School of Physical and Chemical Sciences, Te Kura Matū Seminar Series

Tree species effects on soil chemistry, nutrient cycling and soil carbon sequestration

Speaker

Torsten W. Berger

Institute

Erskine Visitor with the School of Physical and Chemical Sciences (Host: Brett Robinson) BOKU-University, Vienna, Austria, Department of Forest- and Soil Sciences, Institute of Forest Ecology

Time & Place

Wed, 18 Mar 2020 12:00:04 NZDT in Room 112, Beatrice Tinsley Building

All are welcome

Abstract

Since it became popular to plant Norway spruce (Picea abies) outside its climatic range to reforest devastated forest land in Central Europe in the 19th century, spruce and beech (Fagus sylvatica) stands have been contrasted in their effects on the forest soil. As stated in this rather old literature, the chemically and mechanically well protected, long-living foliage of spruce decomposes slowly, resulting in the buildup of forest floor humus and consequently sequestration of nutrients in organic matter, acidification of the top soil and reduced activity of soil macro fauna. Beech, the “mother of the forests”, as it is often called in popular German forest writing, is said to counteract soil degradation by faster decomposition of its litter, by recycling of nutrients from deeper soil horizons through its deeper root system, and by creating root channels, which allow deeper rooting of spruce thereby increasing the stability of the stand against wind throw. In this seminar, we hold up the old idea of beech as site improver of spruce stands to the harsh light of rigorous scientific testing. Our research has focused on soil carbon and nitrogen stocks, nutrient cycling and soil respiration (carbon sequestration). Results have shown so far, this old idea may be true on occasion, it is often not, and the opposite is true on other occasions. Finally, we focus on purported “safe” generalizations about beech litter and its decomposition in single and mixed litter combination.

All Welcome

Biography

Torsten W. Berger is a professor at the Institute of Forest Ecology (BOKU-University). He studied at BOKU “Forestry”, earned his PhD from BOKU in 1991, spent 2 years as a postdoctoral associate at the Institute of Ecosystem Studies, Millbrook, New York, USA (Prof.
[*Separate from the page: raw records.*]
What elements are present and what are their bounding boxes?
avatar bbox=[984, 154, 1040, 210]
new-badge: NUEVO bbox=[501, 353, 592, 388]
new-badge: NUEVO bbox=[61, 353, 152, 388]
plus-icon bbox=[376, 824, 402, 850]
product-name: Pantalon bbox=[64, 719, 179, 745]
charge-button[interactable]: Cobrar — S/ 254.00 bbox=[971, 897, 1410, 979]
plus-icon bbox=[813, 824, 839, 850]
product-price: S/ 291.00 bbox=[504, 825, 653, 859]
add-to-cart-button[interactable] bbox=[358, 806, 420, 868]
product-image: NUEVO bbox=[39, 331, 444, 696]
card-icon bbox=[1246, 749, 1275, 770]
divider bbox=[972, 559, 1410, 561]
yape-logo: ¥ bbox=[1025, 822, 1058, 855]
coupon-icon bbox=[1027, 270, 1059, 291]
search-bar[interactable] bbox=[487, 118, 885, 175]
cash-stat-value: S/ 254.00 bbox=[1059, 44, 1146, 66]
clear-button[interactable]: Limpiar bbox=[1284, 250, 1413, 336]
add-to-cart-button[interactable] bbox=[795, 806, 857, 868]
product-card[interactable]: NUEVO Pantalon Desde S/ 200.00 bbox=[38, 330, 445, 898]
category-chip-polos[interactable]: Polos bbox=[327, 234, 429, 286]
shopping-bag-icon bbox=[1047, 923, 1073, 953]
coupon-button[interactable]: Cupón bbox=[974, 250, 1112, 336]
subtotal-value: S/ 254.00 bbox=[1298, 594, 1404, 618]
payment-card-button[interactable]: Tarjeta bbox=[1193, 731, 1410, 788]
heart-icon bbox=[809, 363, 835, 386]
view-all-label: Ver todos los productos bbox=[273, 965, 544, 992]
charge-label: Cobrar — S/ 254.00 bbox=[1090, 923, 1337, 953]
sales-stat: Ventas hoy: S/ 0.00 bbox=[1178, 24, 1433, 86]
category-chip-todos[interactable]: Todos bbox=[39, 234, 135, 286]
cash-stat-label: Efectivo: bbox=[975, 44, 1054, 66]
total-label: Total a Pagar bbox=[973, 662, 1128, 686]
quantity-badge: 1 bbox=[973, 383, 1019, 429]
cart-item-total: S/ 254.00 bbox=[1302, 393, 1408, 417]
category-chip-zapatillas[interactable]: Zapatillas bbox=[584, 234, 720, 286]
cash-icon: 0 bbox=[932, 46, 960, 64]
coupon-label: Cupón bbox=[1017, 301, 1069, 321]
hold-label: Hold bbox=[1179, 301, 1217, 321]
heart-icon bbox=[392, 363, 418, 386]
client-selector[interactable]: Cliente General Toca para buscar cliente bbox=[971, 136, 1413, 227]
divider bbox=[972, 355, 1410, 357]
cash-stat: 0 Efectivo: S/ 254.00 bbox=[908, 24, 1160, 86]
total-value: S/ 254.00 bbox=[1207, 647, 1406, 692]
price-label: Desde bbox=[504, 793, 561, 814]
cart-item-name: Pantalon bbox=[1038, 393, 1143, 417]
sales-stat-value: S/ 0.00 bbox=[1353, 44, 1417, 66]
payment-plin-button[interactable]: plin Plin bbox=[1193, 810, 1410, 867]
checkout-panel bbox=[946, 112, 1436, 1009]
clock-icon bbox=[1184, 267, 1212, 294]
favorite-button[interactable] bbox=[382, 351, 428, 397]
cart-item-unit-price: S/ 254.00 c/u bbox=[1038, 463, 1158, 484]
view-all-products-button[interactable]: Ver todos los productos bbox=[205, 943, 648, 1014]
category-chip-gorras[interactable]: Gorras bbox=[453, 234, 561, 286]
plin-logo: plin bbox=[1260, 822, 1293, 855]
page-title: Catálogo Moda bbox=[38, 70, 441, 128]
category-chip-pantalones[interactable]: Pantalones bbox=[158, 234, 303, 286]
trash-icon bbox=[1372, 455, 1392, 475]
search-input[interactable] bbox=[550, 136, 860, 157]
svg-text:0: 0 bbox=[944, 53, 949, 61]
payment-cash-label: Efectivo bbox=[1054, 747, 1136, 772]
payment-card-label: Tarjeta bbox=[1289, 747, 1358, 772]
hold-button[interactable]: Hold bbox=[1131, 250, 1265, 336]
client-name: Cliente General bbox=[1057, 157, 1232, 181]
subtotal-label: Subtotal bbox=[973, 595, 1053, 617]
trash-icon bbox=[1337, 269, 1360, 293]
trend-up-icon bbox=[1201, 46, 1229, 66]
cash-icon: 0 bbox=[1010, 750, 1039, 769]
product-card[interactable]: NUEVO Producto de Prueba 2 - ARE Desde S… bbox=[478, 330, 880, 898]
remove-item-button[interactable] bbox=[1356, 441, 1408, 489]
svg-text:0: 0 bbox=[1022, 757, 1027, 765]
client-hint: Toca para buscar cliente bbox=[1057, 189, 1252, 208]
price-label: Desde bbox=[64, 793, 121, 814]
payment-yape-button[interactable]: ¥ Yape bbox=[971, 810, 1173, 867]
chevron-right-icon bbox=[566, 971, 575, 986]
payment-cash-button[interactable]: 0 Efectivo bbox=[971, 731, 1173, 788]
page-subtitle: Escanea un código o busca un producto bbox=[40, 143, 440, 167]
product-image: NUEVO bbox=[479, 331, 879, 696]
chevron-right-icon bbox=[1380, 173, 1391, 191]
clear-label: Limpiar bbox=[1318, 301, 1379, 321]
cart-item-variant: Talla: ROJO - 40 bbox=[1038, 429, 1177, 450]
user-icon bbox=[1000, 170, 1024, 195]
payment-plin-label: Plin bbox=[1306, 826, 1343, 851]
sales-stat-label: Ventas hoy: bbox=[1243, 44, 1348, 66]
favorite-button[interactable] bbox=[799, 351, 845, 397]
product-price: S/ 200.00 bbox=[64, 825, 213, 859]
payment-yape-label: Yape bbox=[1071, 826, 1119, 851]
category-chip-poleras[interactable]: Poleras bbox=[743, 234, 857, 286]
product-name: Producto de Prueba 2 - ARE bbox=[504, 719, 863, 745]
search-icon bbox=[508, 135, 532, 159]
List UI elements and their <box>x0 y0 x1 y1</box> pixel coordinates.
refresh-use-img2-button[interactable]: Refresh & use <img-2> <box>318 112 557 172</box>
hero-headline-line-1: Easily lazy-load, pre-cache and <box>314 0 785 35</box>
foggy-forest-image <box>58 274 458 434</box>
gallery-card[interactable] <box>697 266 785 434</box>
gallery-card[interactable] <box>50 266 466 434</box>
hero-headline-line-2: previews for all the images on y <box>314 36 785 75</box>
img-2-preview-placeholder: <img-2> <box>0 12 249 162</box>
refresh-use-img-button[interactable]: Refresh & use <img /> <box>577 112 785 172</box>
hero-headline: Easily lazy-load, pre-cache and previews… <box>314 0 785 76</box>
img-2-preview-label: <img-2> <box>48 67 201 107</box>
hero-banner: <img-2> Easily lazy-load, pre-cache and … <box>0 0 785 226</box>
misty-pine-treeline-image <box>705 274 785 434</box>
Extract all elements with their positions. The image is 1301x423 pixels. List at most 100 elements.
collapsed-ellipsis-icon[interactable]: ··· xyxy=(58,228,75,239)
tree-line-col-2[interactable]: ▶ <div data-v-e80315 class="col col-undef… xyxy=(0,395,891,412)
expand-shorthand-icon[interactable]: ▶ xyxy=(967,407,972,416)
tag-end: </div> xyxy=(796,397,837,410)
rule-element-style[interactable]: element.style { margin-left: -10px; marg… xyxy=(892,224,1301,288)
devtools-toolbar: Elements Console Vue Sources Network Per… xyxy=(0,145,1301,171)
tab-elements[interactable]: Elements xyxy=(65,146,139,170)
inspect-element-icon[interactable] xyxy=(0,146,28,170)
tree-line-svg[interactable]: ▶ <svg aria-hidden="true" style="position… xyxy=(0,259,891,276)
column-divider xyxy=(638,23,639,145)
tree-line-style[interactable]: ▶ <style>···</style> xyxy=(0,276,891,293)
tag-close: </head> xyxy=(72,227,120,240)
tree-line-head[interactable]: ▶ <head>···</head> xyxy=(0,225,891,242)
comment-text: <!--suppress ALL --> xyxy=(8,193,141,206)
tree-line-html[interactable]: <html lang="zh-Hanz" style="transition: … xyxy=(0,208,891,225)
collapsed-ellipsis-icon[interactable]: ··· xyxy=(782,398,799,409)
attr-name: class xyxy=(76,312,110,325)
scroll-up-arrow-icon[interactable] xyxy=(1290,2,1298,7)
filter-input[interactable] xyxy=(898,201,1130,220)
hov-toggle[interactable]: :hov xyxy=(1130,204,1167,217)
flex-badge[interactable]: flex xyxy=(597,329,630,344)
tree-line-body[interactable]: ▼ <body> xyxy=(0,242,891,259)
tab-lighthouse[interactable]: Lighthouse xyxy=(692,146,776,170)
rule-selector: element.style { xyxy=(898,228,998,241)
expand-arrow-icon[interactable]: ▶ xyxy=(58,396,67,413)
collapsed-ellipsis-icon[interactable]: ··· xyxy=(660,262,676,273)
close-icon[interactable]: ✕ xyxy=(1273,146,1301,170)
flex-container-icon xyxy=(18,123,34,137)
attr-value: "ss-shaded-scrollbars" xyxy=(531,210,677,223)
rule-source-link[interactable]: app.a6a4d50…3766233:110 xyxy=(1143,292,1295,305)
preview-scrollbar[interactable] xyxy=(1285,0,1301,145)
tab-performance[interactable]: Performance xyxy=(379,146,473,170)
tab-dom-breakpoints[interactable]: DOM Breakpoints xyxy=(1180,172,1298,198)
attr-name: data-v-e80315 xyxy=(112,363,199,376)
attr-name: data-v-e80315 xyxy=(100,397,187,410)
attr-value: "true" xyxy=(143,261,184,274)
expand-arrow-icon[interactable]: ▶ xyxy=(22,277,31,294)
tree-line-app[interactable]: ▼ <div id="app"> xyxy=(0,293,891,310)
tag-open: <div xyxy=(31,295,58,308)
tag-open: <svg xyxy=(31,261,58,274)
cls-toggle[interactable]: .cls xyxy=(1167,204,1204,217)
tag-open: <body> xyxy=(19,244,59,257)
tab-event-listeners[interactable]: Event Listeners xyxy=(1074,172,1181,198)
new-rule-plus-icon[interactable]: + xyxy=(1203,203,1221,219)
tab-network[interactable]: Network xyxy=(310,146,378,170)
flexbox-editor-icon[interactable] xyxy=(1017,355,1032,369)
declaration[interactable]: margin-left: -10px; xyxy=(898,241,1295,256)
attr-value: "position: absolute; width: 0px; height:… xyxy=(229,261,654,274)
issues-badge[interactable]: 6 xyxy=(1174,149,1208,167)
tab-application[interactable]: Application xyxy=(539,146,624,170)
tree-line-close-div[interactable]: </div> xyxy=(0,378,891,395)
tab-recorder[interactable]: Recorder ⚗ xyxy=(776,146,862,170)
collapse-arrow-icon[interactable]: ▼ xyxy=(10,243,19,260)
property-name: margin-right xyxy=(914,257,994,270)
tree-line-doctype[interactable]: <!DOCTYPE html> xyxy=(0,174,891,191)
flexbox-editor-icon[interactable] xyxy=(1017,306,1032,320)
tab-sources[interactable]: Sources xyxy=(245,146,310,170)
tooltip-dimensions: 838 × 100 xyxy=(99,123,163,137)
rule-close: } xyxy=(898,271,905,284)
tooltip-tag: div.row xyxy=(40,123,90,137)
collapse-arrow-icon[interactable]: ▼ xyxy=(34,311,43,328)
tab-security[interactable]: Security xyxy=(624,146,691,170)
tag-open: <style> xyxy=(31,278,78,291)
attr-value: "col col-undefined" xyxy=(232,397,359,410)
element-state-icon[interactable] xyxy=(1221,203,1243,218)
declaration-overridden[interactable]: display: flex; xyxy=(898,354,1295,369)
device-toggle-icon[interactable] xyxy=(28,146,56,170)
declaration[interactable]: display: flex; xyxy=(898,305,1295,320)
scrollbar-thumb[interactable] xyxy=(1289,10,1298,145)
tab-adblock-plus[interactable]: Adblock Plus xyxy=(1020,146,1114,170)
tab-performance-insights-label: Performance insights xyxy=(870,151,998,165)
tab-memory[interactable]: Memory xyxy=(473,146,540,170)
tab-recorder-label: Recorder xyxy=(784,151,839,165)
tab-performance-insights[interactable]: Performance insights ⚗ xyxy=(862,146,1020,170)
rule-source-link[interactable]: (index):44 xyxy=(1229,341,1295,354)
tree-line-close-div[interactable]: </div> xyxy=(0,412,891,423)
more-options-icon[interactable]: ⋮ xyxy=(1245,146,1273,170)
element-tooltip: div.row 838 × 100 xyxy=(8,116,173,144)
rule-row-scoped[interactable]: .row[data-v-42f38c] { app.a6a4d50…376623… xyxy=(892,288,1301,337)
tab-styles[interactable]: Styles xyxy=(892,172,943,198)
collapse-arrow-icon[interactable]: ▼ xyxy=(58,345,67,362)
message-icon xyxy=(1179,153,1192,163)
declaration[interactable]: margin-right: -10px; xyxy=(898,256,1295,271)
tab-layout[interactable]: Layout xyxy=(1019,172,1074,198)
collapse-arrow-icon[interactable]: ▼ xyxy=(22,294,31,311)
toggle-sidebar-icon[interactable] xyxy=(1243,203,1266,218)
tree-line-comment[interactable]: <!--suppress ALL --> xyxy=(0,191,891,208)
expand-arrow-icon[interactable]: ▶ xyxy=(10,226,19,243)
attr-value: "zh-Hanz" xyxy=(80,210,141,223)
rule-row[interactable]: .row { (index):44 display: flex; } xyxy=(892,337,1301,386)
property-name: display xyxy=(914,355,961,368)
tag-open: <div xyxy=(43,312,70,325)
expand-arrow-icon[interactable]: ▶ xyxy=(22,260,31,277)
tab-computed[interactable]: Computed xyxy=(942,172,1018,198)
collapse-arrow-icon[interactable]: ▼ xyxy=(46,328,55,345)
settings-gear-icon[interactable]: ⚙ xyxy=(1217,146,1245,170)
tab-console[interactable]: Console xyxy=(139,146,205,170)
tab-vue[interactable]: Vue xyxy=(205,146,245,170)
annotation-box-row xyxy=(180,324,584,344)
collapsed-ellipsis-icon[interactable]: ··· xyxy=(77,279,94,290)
Dr. Gene E. Likens), and got his habilitation (docent) in the field “Biogeochemistry and Forest Nutrition” at BOKU in 2000. His research interests and activities are: deposition of atmospheric constituents and its impact on nutrient budgets of forest ecosystems, biogeochemistry, forest nutrition, chemical manipulations of forest ecosystems for evaluating human environmental impacts (e.g., calcium, nitrogen, acids, TFA), plant-soil feedback, forest disturbances, dendrochemistry.